Palermo di giorno era un bordello di clacson e sirene e antifurto. Via Roma non aveva un senso preciso e Via Maqueda era diventato un budello dissociato. Corso Vittorio Emanuele poi era divisa in tre tronconi opposti che per attraversarla tutta bisognava fare il giro largo per i vicoli. Carolina restava protetta in mezzo a quel pantano e dormiva di giorno, quando a me toccava vivere. Mi chiesi se la tizia della Light l’avesse svegliata un’altra volta. Ero tentato di fare una telefonata per dispetto. Avrei riattaccato subito. Giusto per fare bestemmiare la cameriera. Realizzai di aver visto un computer in un angolo della sua stanza, per terra, in mezzo alla polvere. Le avrei chiesto come mai, perché, qualunque dettaglio per aiutarmi a incastrarla in una casella definita. In realtà volevo mangiarla e poi sputarla via quando sarei stato sazio. Fino a quel momento invece sentivo solo i suoi morsi sul mio scheletro. Come se si divertisse a spolparmi le ossa. Io non avevo niente da masticare.

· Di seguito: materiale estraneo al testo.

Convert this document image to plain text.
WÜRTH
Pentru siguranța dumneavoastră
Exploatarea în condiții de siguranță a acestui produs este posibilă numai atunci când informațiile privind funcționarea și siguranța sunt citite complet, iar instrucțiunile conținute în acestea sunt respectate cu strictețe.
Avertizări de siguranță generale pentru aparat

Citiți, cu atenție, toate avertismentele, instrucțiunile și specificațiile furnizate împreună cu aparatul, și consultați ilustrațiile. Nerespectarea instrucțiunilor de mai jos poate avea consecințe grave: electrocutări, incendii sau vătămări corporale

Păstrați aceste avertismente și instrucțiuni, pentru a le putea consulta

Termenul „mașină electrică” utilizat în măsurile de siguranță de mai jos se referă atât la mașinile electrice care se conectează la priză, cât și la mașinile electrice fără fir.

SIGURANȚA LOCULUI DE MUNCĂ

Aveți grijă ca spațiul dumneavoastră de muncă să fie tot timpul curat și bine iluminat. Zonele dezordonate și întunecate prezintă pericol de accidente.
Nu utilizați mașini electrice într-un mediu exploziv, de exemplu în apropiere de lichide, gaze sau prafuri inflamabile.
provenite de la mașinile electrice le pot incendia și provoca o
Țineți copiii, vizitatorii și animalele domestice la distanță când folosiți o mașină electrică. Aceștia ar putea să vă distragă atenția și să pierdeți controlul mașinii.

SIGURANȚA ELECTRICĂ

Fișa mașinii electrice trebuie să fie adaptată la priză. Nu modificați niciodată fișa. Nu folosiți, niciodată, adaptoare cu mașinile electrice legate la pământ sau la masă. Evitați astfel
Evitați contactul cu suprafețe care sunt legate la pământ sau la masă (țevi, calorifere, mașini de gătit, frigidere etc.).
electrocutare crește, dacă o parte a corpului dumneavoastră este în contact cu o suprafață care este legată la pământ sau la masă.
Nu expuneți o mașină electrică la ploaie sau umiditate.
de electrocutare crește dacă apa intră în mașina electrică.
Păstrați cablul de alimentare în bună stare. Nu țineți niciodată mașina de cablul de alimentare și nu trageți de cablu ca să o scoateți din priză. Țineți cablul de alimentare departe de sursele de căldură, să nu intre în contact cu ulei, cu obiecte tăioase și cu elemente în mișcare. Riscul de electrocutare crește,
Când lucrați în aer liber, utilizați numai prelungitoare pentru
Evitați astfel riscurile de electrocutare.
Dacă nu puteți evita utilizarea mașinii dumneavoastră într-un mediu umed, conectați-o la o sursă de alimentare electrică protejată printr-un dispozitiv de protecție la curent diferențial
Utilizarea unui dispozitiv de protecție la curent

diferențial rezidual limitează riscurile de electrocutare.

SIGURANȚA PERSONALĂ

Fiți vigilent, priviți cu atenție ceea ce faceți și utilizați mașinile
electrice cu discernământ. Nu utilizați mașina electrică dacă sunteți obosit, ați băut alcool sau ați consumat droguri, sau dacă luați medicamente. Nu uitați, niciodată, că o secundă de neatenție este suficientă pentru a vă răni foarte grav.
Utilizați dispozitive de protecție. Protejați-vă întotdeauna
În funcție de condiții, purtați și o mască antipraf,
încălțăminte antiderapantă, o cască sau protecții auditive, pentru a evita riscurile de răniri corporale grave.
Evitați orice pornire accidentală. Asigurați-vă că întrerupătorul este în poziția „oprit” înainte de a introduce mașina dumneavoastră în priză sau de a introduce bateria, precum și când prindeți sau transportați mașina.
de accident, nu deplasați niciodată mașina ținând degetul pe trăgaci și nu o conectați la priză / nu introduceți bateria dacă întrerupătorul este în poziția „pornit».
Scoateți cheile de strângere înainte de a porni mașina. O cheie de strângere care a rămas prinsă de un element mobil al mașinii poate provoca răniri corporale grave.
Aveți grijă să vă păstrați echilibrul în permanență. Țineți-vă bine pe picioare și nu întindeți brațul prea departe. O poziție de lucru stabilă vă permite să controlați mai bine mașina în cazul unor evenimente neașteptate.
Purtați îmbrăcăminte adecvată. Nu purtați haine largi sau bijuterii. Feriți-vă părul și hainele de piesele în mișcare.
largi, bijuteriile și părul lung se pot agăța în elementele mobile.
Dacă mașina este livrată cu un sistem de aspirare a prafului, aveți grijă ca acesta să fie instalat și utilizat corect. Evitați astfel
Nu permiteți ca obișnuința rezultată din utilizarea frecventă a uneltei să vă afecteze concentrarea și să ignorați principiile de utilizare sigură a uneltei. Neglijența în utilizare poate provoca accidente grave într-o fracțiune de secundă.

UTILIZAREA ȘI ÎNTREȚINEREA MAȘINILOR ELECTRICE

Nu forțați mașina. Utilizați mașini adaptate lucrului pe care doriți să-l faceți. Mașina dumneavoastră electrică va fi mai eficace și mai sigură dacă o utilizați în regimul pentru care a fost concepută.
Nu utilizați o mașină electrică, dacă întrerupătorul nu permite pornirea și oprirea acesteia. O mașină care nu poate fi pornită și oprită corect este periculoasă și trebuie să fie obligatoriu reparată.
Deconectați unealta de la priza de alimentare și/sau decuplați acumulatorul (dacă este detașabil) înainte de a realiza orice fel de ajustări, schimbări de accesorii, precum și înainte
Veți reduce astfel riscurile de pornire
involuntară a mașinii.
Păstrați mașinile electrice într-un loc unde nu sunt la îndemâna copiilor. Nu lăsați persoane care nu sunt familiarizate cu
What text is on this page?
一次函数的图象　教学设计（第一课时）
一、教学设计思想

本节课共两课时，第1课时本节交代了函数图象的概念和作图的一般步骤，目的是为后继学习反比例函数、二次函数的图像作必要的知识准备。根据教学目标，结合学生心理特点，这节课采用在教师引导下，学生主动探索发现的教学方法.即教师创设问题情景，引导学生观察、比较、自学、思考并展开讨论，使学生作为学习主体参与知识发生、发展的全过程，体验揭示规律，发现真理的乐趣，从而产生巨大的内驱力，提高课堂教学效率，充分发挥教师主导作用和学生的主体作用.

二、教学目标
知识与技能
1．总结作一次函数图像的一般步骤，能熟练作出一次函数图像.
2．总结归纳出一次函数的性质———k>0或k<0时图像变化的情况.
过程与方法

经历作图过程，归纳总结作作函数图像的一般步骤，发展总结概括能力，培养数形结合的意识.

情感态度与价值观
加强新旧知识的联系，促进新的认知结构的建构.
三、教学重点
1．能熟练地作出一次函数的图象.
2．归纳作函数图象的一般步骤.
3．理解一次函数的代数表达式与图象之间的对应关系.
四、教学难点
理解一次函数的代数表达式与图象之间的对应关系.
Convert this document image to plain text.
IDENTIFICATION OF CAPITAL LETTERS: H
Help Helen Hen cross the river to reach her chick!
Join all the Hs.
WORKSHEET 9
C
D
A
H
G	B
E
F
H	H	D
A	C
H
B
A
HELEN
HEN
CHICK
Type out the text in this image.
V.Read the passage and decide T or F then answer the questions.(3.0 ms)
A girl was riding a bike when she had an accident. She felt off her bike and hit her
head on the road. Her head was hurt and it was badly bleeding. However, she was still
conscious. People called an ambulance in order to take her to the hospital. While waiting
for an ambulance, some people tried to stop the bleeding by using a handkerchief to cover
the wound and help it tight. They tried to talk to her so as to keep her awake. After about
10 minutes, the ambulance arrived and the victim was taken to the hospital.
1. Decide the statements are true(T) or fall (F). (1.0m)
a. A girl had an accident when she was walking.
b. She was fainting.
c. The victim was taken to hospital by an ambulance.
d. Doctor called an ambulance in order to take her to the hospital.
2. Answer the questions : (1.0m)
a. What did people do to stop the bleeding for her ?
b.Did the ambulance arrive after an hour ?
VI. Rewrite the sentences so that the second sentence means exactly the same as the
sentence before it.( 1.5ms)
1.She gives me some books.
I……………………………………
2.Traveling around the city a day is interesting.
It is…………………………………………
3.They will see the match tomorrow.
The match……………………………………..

Quella sera mi portò un couz couz di pesce archiviato con un parfait di mandorle. Poi dovette allontanarsi per discutere con il parcheggiatore della piazza, un abusivo malacarne, perché quel giorno non gli aveva dato soldi per “guardare” la macchina. La vedevo gesticolare come una protagonista delle sceneggiate palermitane. Scomposta ma non volgare. Parlava la lingua delle minacce e dei sottintesi. Alla fine quello la avvisò che alle ruote poteva capitare di sgonfiarsi. Carolina strinse i pugni e misurò l’impotenza trattenendo il fiato. Non era tipo da chiamare amici a rinforzo ne’ sbirri, come li chiamava lei, a rimettere le cose a posto, che tanto lo sapeva che la macchina le sarebbe sparita del tutto. Allora usò l’arma delle femmine, quella che non si può evitare. Massacrò quel galantuomo con parole ruffiane e anzi gli confidò che i parcheggiatori avrebbero dovuto essere tutti come lui, attenti e gentili.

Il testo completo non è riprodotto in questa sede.